Margaret Spellings, who was education secretary under President George W. Bush, said in a recent interview that she supports states coming together to raise the bar for students. But she worries that the effort could distract attention from students who are failing today.
"We have a speedometer, and it says we're going too slow," Spellings said. "Should we get a more precise speedometer? Sure. But the most important thing is speeding up."
The governors and schools chiefs have set an ambitious agenda. By July, groups of experts already at work are expected to unveil "readiness standards" for high school graduates in reading and math, Wilhoit said. Then, with each grade considered a steppingstone toward that goal, they will set out the skills students must master each year to stay on track.
There will be no prescription for how teachers get there, avoiding nettlesome discussions about whether phonics or whole language is a better method of teaching reading; whether students should be drilled in math facts; or whether eighth-graders should read "The Great Gatsby" or "To Kill a Mockingbird."
Education experts say there will still be plenty to argue about.
"All the groups, the math educators and the English professors and the liberals and the conservatives will want to weigh in," said Michael J. Petrilli, vice president for national programs and policy at the nonprofit Thomas B. Fordham Institution. "There are fundamental disagreements in our society about what kids should learn."
For now, the organizers are keeping secret the names of experts who are combing education research and putting together the standards, to protect them from being bombarded by reporters and interest groups. Later, a separate national "validation" panel, made of up of experts nominated by the states, will review the proposal.
Even if the project sails through with few fights, students wouldn't see the results immediately, because states would have to determine whether to adopt the standards.

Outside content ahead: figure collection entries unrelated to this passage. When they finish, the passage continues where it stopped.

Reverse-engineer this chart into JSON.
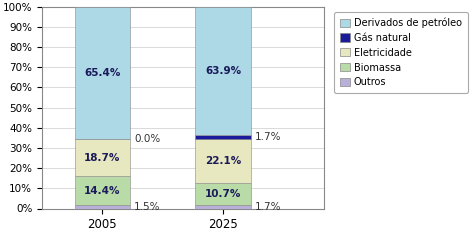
{
  "years": [
    "2005",
    "2025"
  ],
  "categories": [
    "Outros",
    "Biomassa",
    "Eletricidade",
    "Gás natural",
    "Derivados de petróleo"
  ],
  "values_2005": [
    1.5,
    14.4,
    18.7,
    0.0,
    65.4
  ],
  "values_2025": [
    1.7,
    10.7,
    22.1,
    1.7,
    63.9
  ],
  "colors": [
    "#b8b0d8",
    "#b8dba8",
    "#e8e8c0",
    "#1a1a9a",
    "#add8e6"
  ],
  "labels_inside_2005": [
    null,
    "14.4%",
    "18.7%",
    null,
    "65.4%"
  ],
  "labels_inside_2025": [
    null,
    "10.7%",
    "22.1%",
    null,
    "63.9%"
  ],
  "labels_outside_2005": [
    [
      "right",
      0.75,
      "1.5%"
    ],
    [
      "right",
      34.6,
      "0.0%"
    ]
  ],
  "labels_outside_2025": [
    [
      "right",
      0.85,
      "1.7%"
    ],
    [
      "right",
      35.5,
      "1.7%"
    ]
  ],
  "legend_labels": [
    "Derivados de petróleo",
    "Gás natural",
    "Eletricidade",
    "Biomassa",
    "Outros"
  ],
  "legend_colors": [
    "#add8e6",
    "#1a1a9a",
    "#e8e8c0",
    "#b8dba8",
    "#b8b0d8"
  ],
  "yticks": [
    0,
    10,
    20,
    30,
    40,
    50,
    60,
    70,
    80,
    90,
    100
  ],
  "background_color": "#ffffff",
  "bar_width": 0.55,
  "x_2005": 0.7,
  "x_2025": 1.9,
  "xlim": [
    0.1,
    2.9
  ],
  "text_color": "#1a1a5a",
  "fontsize": 7.5
}
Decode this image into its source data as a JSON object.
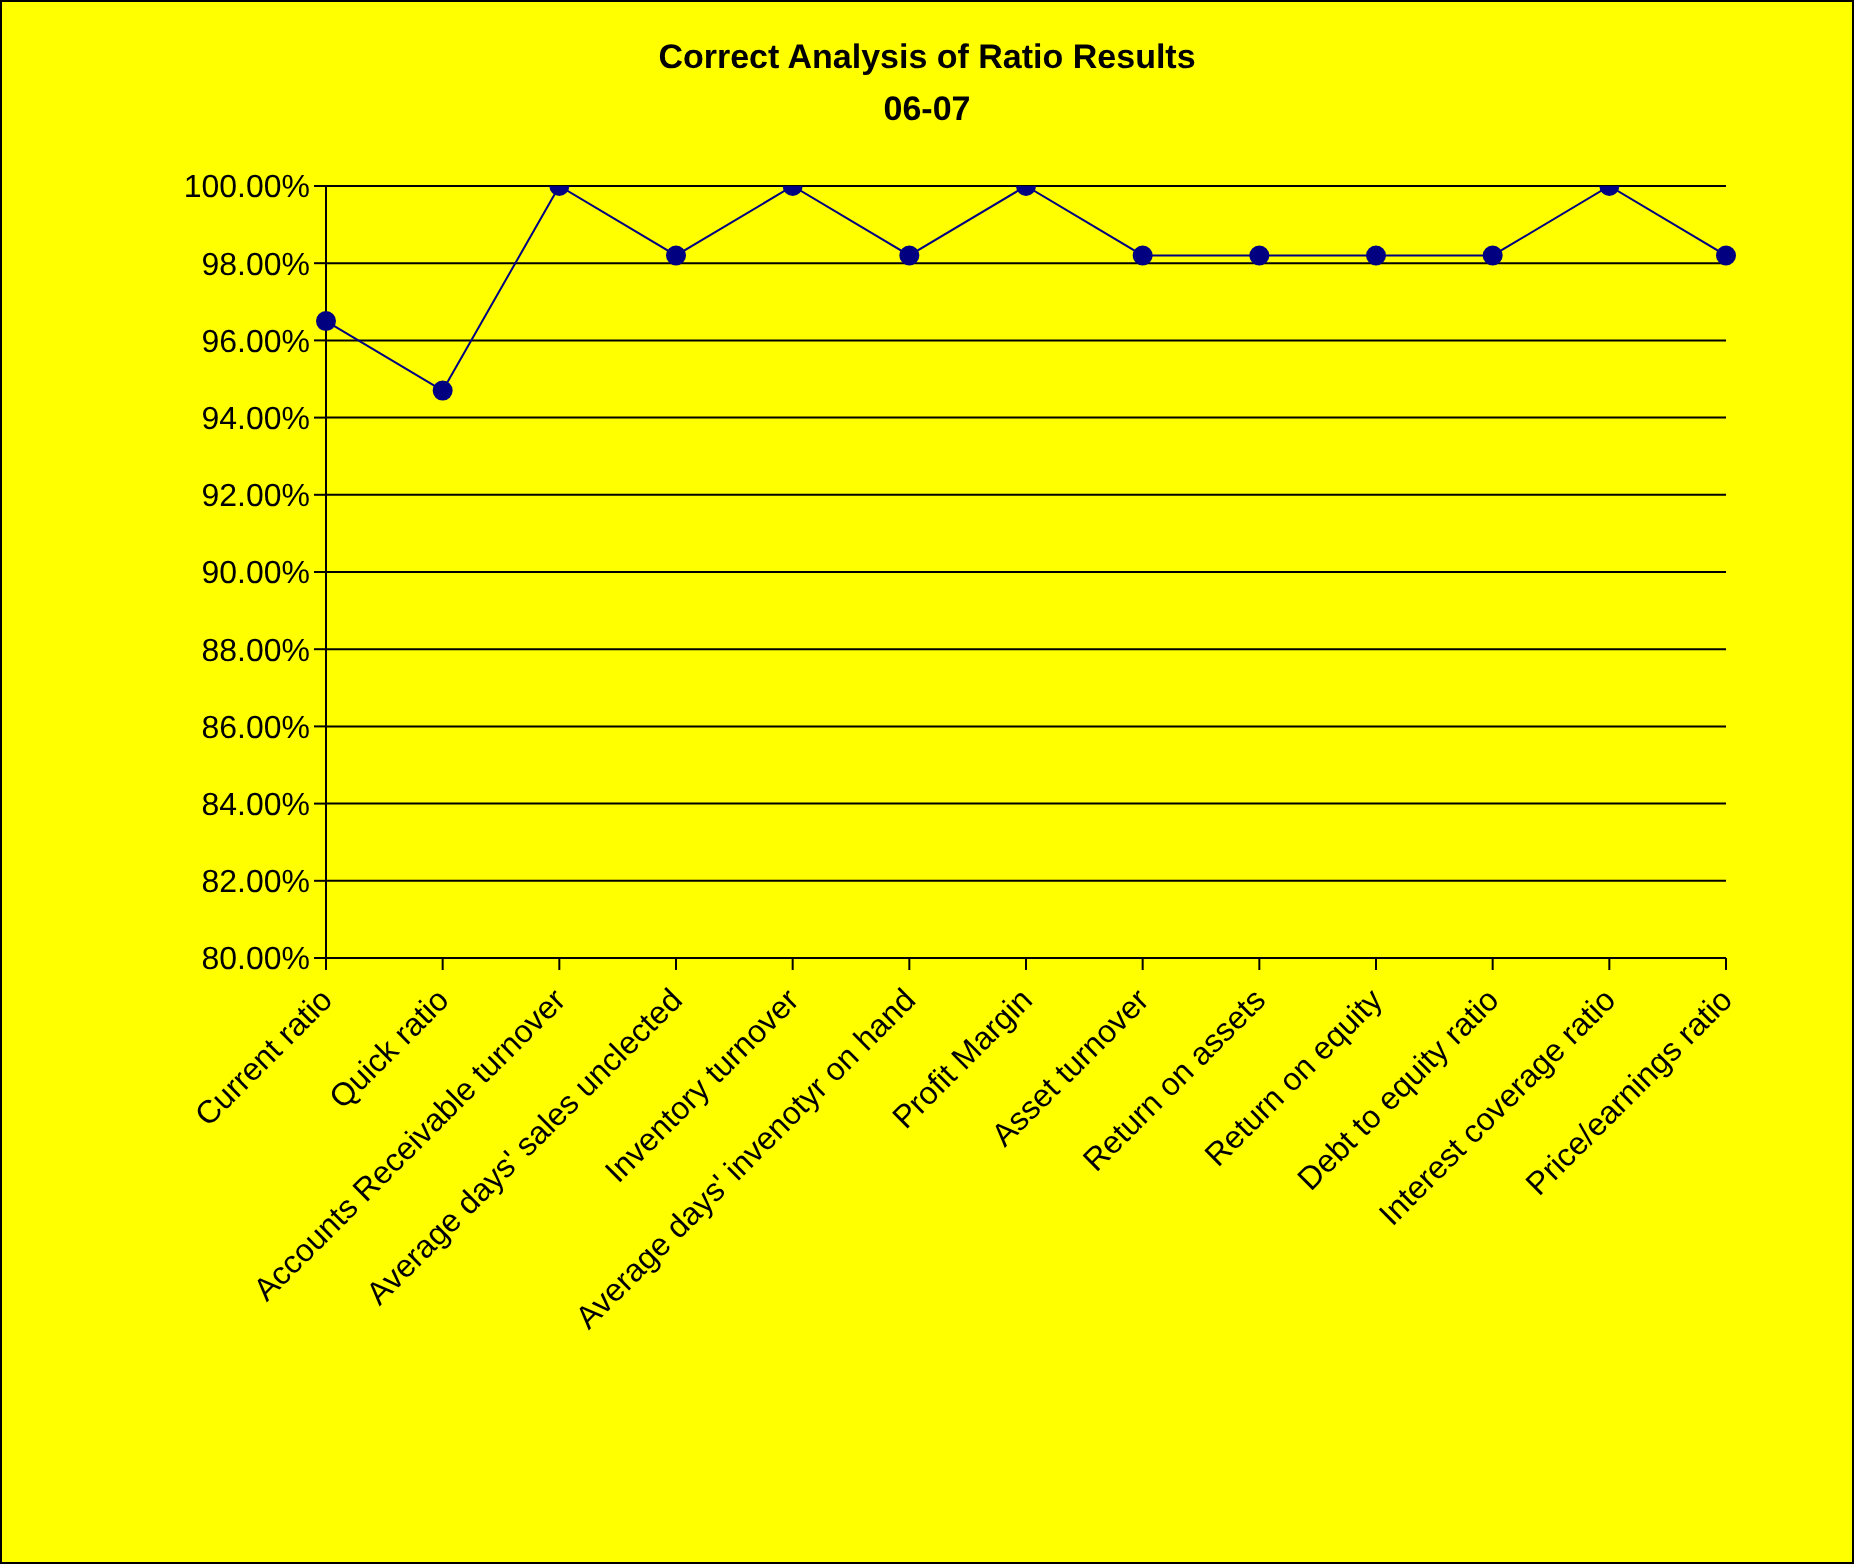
{
  "chart_data": {
    "type": "line",
    "title": "Correct Analysis of Ratio Results",
    "subtitle": "06-07",
    "categories": [
      "Current ratio",
      "Quick ratio",
      "Accounts Receivable turnover",
      "Average days' sales unclected",
      "Inventory turnover",
      "Average days' invenotyr on hand",
      "Profit Margin",
      "Asset turnover",
      "Return on assets",
      "Return on equity",
      "Debt to equity ratio",
      "Interest coverage ratio",
      "Price/earnings ratio"
    ],
    "series": [
      {
        "color": "#000080",
        "values": [
          96.5,
          94.7,
          100,
          98.2,
          100,
          98.2,
          100,
          98.2,
          98.2,
          98.2,
          98.2,
          100,
          98.2
        ]
      }
    ],
    "ylim": [
      80,
      100
    ],
    "yticks": [
      {
        "value": 80,
        "label": "80.00%"
      },
      {
        "value": 82,
        "label": "82.00%"
      },
      {
        "value": 84,
        "label": "84.00%"
      },
      {
        "value": 86,
        "label": "86.00%"
      },
      {
        "value": 88,
        "label": "88.00%"
      },
      {
        "value": 90,
        "label": "90.00%"
      },
      {
        "value": 92,
        "label": "92.00%"
      },
      {
        "value": 94,
        "label": "94.00%"
      },
      {
        "value": 96,
        "label": "96.00%"
      },
      {
        "value": 98,
        "label": "98.00%"
      },
      {
        "value": 100,
        "label": "100.00%"
      }
    ],
    "grid": "y",
    "marker": "circle",
    "line_style": "solid",
    "legend": false
  }
}
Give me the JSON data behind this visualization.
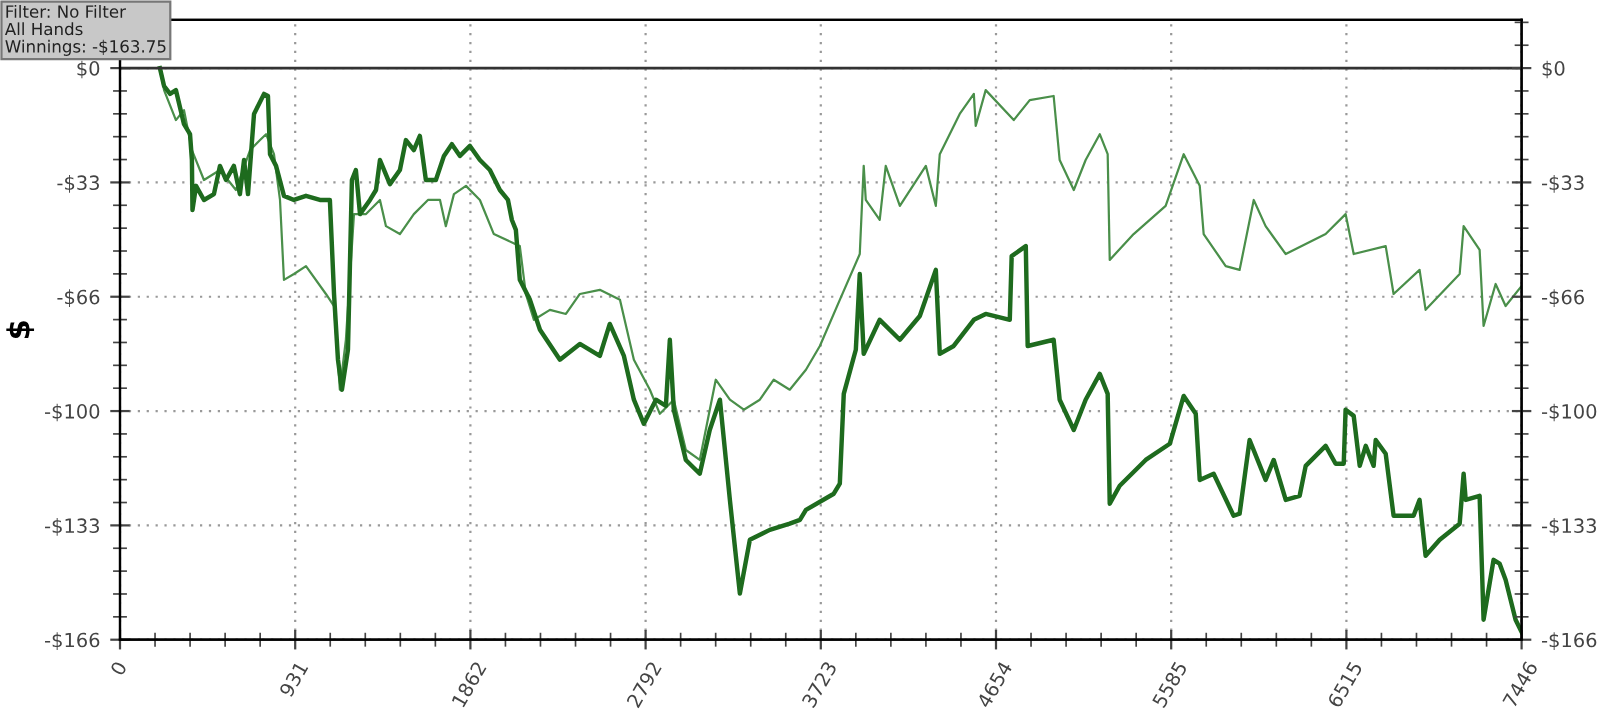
{
  "chart_data": {
    "type": "line",
    "ylabel": "$",
    "annotations": [
      "Filter: No Filter\nAll Hands\nWinnings: -$163.75"
    ],
    "xlim": [
      0,
      7446
    ],
    "ylim": [
      -166,
      14
    ],
    "xticks": [
      0,
      {
        "value": 930.75,
        "label": "931"
      },
      {
        "value": 1861.5,
        "label": "1862"
      },
      {
        "value": 2792.25,
        "label": "2792"
      },
      {
        "value": 3723,
        "label": "3723"
      },
      {
        "value": 4653.75,
        "label": "4654"
      },
      {
        "value": 5584.5,
        "label": "5585"
      },
      {
        "value": 6515.25,
        "label": "6515"
      },
      7446
    ],
    "yticks": [
      {
        "value": 0,
        "label": "$0"
      },
      {
        "value": -33.2,
        "label": "-$33"
      },
      {
        "value": -66.4,
        "label": "-$66"
      },
      {
        "value": -99.6,
        "label": "-$100"
      },
      {
        "value": -132.8,
        "label": "-$133"
      },
      {
        "value": -166,
        "label": "-$166"
      }
    ],
    "y2lim": [
      -166,
      14
    ],
    "y2ticks": [
      {
        "value": 0,
        "label": "$0"
      },
      {
        "value": -33.2,
        "label": "-$33"
      },
      {
        "value": -66.4,
        "label": "-$66"
      },
      {
        "value": -99.6,
        "label": "-$100"
      },
      {
        "value": -132.8,
        "label": "-$133"
      },
      {
        "value": -166,
        "label": "-$166"
      }
    ],
    "grid": true,
    "ref_lines": [
      {
        "axis": "y",
        "value": 0,
        "color": "#333333"
      }
    ],
    "series": [
      {
        "color": "#4a8f4a",
        "x": [
          212,
          234,
          297,
          340,
          382,
          446,
          531,
          616,
          691,
          744,
          776,
          818,
          850,
          871,
          924,
          988,
          1094,
          1137,
          1168,
          1200,
          1243,
          1307,
          1381,
          1413,
          1487,
          1561,
          1636,
          1700,
          1731,
          1774,
          1838,
          1912,
          1986,
          2124,
          2156,
          2199,
          2284,
          2369,
          2443,
          2549,
          2656,
          2730,
          2815,
          2868,
          2942,
          3006,
          3080,
          3165,
          3240,
          3314,
          3399,
          3473,
          3558,
          3644,
          3718,
          3824,
          3930,
          3951,
          3962,
          4036,
          4068,
          4143,
          4281,
          4334,
          4355,
          4461,
          4536,
          4546,
          4599,
          4748,
          4833,
          4960,
          4992,
          5067,
          5130,
          5205,
          5247,
          5258,
          5385,
          5555,
          5651,
          5736,
          5757,
          5874,
          5948,
          6023,
          6086,
          6193,
          6405,
          6511,
          6554,
          6724,
          6766,
          6904,
          6936,
          7117,
          7138,
          7223,
          7244,
          7308,
          7361,
          7446
        ],
        "values": [
          0,
          -6.4,
          -15.1,
          -12.2,
          -23.8,
          -32.5,
          -29.6,
          -35.4,
          -23.8,
          -20.9,
          -19.2,
          -25.0,
          -38.3,
          -61.5,
          -59.8,
          -57.5,
          -65.6,
          -69.1,
          -93.4,
          -78.9,
          -42.4,
          -42.4,
          -38.3,
          -45.9,
          -48.2,
          -42.4,
          -38.3,
          -38.3,
          -45.9,
          -36.6,
          -34.2,
          -38.3,
          -48.2,
          -51.7,
          -65.6,
          -73.1,
          -70.2,
          -71.4,
          -65.6,
          -64.4,
          -67.3,
          -84.7,
          -93.4,
          -100.4,
          -96.3,
          -110.9,
          -113.8,
          -90.5,
          -96.3,
          -99.2,
          -96.3,
          -90.5,
          -93.4,
          -87.6,
          -80.7,
          -67.3,
          -54.0,
          -28.4,
          -38.3,
          -44.1,
          -28.4,
          -40.0,
          -28.4,
          -40.0,
          -25.0,
          -13.3,
          -7.5,
          -16.8,
          -6.4,
          -15.1,
          -9.3,
          -8.1,
          -26.7,
          -35.4,
          -26.7,
          -19.2,
          -25.0,
          -55.7,
          -48.2,
          -40.0,
          -25.0,
          -34.2,
          -48.2,
          -57.5,
          -58.6,
          -38.3,
          -45.9,
          -54.0,
          -48.2,
          -42.4,
          -54.0,
          -51.7,
          -65.6,
          -58.6,
          -70.2,
          -59.8,
          -45.9,
          -52.8,
          -74.9,
          -62.7,
          -69.1,
          -63.3
        ]
      },
      {
        "color": "#1e6b1e",
        "x": [
          212,
          234,
          266,
          297,
          340,
          372,
          382,
          385,
          404,
          446,
          499,
          531,
          563,
          605,
          637,
          659,
          680,
          712,
          765,
          786,
          797,
          829,
          871,
          924,
          988,
          1062,
          1115,
          1137,
          1158,
          1179,
          1211,
          1232,
          1253,
          1275,
          1328,
          1360,
          1381,
          1434,
          1487,
          1519,
          1561,
          1593,
          1625,
          1678,
          1721,
          1763,
          1806,
          1859,
          1912,
          1965,
          2018,
          2061,
          2082,
          2103,
          2124,
          2178,
          2231,
          2337,
          2443,
          2549,
          2602,
          2677,
          2730,
          2783,
          2847,
          2900,
          2921,
          2942,
          3006,
          3080,
          3133,
          3187,
          3240,
          3293,
          3346,
          3452,
          3558,
          3612,
          3644,
          3792,
          3824,
          3845,
          3909,
          3930,
          3951,
          4036,
          4143,
          4249,
          4334,
          4355,
          4429,
          4536,
          4599,
          4727,
          4737,
          4812,
          4822,
          4960,
          4992,
          5067,
          5130,
          5205,
          5247,
          5258,
          5311,
          5449,
          5577,
          5651,
          5715,
          5736,
          5810,
          5916,
          5948,
          6001,
          6086,
          6129,
          6193,
          6267,
          6299,
          6405,
          6458,
          6501,
          6511,
          6554,
          6586,
          6618,
          6660,
          6671,
          6724,
          6766,
          6872,
          6904,
          6936,
          7011,
          7117,
          7138,
          7149,
          7223,
          7244,
          7297,
          7329,
          7361,
          7414,
          7446
        ],
        "values": [
          0,
          -5.2,
          -7.5,
          -6.4,
          -16.3,
          -19.2,
          -26.7,
          -41.2,
          -34.2,
          -38.3,
          -36.6,
          -28.4,
          -32.5,
          -28.4,
          -36.6,
          -26.7,
          -36.6,
          -13.3,
          -7.5,
          -8.1,
          -25.0,
          -28.4,
          -37.1,
          -38.3,
          -37.1,
          -38.3,
          -38.3,
          -65.6,
          -84.7,
          -93.4,
          -81.8,
          -32.5,
          -29.6,
          -42.4,
          -38.3,
          -35.4,
          -26.7,
          -33.7,
          -29.6,
          -20.9,
          -23.8,
          -19.7,
          -32.5,
          -32.5,
          -25.5,
          -22.1,
          -25.5,
          -22.6,
          -26.7,
          -29.6,
          -35.4,
          -38.3,
          -44.1,
          -47.0,
          -61.5,
          -67.3,
          -76.0,
          -84.7,
          -80.1,
          -83.6,
          -74.3,
          -83.6,
          -96.3,
          -103.3,
          -96.3,
          -98.1,
          -78.9,
          -99.2,
          -113.8,
          -117.8,
          -105.1,
          -96.3,
          -125.4,
          -152.6,
          -137.0,
          -134.1,
          -132.3,
          -131.2,
          -128.3,
          -123.6,
          -120.7,
          -94.6,
          -81.8,
          -59.8,
          -83.0,
          -73.1,
          -78.9,
          -72.0,
          -58.6,
          -83.0,
          -80.7,
          -73.1,
          -71.4,
          -73.1,
          -54.6,
          -51.7,
          -80.7,
          -78.9,
          -96.3,
          -105.1,
          -96.3,
          -88.8,
          -94.6,
          -126.5,
          -121.3,
          -113.8,
          -109.1,
          -95.2,
          -100.4,
          -119.6,
          -117.8,
          -130.0,
          -129.4,
          -108.0,
          -119.6,
          -113.8,
          -125.4,
          -124.2,
          -115.5,
          -109.7,
          -114.9,
          -114.9,
          -99.2,
          -101.0,
          -115.5,
          -109.7,
          -115.5,
          -108.0,
          -112.0,
          -130.0,
          -130.0,
          -125.4,
          -141.6,
          -137.0,
          -132.3,
          -117.8,
          -125.4,
          -124.2,
          -160.2,
          -142.8,
          -143.9,
          -148.6,
          -160.2,
          -163.75
        ]
      }
    ]
  }
}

Duncan and others also said that even the highest goals lose their punch if there's not an accurate way to gauge whether students measure up. That means revamping state tests -- a cumbersome and expensive process. So far, the states have committed only to working to develop the standards.
"If you agree to common standards but you don't agree to tests, it's like buying a car without a motor," said Jack Jennings, president of the D.C.-based Center on Education Policy. "It's buying the outside without getting the thing to work."